MUSICA E SPETTACOLO

Raoul Casadei e i miei ricordi del Liscio

Mazurca, Polka, Valzer… in una parola: Liscio! Quando sento questo termine non posso non pensare a lui, che ci ha lasciati proprio oggi. Raoul Casadei. Il Covid colpisce ancora lo spettacolo e si prende il “Re del Liscio”. Un genere che molto spesso viene snobbato dai più giovani e che invece racchiude una grande tradizione. Io ho avuto la fortuna di conoscerlo perché mia mamma mi ha trasmesso la passione per la musica italiana e quindi sono cresciuta apprezzando generi e brani che pochi della mia generazione sanno. La musica da ballo fa parte della mia storia. Sa di sagra paesana.

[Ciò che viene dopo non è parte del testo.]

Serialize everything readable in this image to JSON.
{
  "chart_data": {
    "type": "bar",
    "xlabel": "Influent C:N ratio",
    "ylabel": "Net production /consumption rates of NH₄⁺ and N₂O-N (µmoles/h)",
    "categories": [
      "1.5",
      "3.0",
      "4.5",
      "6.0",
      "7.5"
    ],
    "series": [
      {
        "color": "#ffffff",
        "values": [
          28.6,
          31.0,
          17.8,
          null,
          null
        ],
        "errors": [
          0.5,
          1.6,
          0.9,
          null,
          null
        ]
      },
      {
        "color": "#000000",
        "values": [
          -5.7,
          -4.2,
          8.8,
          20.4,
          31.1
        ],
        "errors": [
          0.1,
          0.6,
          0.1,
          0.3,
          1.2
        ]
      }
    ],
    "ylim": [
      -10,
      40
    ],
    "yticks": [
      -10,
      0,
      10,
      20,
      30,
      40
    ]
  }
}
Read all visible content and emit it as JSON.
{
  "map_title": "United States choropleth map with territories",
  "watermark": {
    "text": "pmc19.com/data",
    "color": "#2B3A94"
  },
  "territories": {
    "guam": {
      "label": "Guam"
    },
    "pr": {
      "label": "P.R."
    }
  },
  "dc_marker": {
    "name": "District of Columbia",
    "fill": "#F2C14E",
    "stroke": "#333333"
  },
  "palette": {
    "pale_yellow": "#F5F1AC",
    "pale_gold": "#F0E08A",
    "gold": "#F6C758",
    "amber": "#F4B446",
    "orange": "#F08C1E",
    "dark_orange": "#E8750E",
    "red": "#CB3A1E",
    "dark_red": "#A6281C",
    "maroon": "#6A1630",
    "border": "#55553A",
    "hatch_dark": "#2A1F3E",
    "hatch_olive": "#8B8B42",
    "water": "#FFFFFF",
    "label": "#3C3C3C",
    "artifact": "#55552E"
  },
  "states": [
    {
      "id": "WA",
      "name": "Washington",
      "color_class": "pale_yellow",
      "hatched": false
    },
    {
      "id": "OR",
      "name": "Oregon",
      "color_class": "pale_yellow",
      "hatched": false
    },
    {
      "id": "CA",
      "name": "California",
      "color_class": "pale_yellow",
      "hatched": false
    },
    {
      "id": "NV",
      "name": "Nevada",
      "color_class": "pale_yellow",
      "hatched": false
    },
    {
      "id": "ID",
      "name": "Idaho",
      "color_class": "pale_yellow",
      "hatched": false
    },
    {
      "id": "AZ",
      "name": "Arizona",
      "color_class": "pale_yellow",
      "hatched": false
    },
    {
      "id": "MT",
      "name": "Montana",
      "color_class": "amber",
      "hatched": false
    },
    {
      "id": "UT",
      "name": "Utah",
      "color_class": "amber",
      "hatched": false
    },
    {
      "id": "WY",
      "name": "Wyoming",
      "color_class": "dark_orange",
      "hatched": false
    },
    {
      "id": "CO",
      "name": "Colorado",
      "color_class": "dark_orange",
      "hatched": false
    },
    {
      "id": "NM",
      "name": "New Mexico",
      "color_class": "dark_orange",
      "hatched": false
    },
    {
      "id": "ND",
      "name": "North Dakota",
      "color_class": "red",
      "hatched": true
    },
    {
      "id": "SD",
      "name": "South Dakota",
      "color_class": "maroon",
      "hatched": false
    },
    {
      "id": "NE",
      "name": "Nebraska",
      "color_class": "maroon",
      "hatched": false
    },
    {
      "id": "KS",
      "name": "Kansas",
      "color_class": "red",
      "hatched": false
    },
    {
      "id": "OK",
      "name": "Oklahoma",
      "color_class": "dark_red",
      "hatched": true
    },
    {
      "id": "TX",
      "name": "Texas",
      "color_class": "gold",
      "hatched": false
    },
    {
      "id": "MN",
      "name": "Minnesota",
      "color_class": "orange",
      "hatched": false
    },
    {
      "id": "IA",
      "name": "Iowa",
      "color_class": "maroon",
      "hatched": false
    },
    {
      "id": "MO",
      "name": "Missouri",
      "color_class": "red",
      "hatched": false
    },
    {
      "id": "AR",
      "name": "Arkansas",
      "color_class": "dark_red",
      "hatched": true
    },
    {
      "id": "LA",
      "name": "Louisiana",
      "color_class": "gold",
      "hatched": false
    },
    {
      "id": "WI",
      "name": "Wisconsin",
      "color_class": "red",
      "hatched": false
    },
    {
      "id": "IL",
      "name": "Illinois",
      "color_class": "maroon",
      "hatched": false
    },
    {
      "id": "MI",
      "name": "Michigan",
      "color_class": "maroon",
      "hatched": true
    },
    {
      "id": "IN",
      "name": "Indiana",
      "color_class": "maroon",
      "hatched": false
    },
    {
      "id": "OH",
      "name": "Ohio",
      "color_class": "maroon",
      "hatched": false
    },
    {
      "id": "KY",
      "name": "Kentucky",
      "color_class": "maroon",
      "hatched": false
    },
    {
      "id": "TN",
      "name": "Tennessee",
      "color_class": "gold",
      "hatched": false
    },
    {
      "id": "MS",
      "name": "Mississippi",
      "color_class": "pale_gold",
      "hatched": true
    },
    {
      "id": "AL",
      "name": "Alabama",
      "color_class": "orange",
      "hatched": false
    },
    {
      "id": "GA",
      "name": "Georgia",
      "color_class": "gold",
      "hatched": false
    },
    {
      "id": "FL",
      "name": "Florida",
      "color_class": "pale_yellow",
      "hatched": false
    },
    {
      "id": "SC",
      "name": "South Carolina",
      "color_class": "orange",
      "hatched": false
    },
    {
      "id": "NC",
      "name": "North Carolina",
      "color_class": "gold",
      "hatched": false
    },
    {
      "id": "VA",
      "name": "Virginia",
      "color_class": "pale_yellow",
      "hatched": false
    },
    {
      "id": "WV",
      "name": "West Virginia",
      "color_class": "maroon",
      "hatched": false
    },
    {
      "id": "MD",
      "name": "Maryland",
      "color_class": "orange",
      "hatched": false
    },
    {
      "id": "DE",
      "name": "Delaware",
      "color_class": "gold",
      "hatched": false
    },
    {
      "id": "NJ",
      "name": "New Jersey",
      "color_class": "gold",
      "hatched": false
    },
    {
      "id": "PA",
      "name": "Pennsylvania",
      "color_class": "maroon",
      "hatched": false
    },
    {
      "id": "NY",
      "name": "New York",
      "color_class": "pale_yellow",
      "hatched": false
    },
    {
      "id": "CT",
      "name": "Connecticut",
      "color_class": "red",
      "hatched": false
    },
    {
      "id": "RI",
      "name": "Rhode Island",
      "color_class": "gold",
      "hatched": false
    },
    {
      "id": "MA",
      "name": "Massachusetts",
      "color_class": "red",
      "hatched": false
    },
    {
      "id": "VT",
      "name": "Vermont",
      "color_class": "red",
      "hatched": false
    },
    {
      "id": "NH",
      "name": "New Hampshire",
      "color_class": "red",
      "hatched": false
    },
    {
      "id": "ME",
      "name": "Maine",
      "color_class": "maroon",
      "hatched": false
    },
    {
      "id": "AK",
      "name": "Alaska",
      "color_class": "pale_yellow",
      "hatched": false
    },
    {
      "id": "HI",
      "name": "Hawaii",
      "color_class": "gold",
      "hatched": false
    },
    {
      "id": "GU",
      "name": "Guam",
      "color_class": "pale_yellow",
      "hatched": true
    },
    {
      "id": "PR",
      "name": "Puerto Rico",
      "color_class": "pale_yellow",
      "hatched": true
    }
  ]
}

Ogni volta che ne sento le note, mi sembra di assaporare l’aroma dello zucchero filato e delle frittelle dei banchetti vicino alle giostre, dove il suono della fisarmonica e del clarinetto si confonde con la musica dance degli autoscontri per poi ritornare e farmi percepire il profumo di carne alla griglia e di patatine fritte dei banconi gastronomici. Il Liscio sa di festa. Sa di ricordi. Sa di mamma che appena ne percepiva il suono iniziava a ballare. Sa di balli fatti con le zie in pista. Sa di cose genuine. Se tutta Italia ha potuto conoscere il folklore romagnolo è grazie a Raoul Casadei che lo ha portato in giro per il Bel Paese e non solo. Una cosa che faccio spesso quando scrivo di musica, è quella di indossare le cuffie e cliccare “play” sul genere di cui sto scrivendo. In questo momento sto ascoltando i più grandi successi dell’orchestra Casadei e non ci crederete… le dita sulla tastiera vanno a ritmo. Grazie Raoul per aver fatto ballare intere generazioni e… Vai col Lisssio!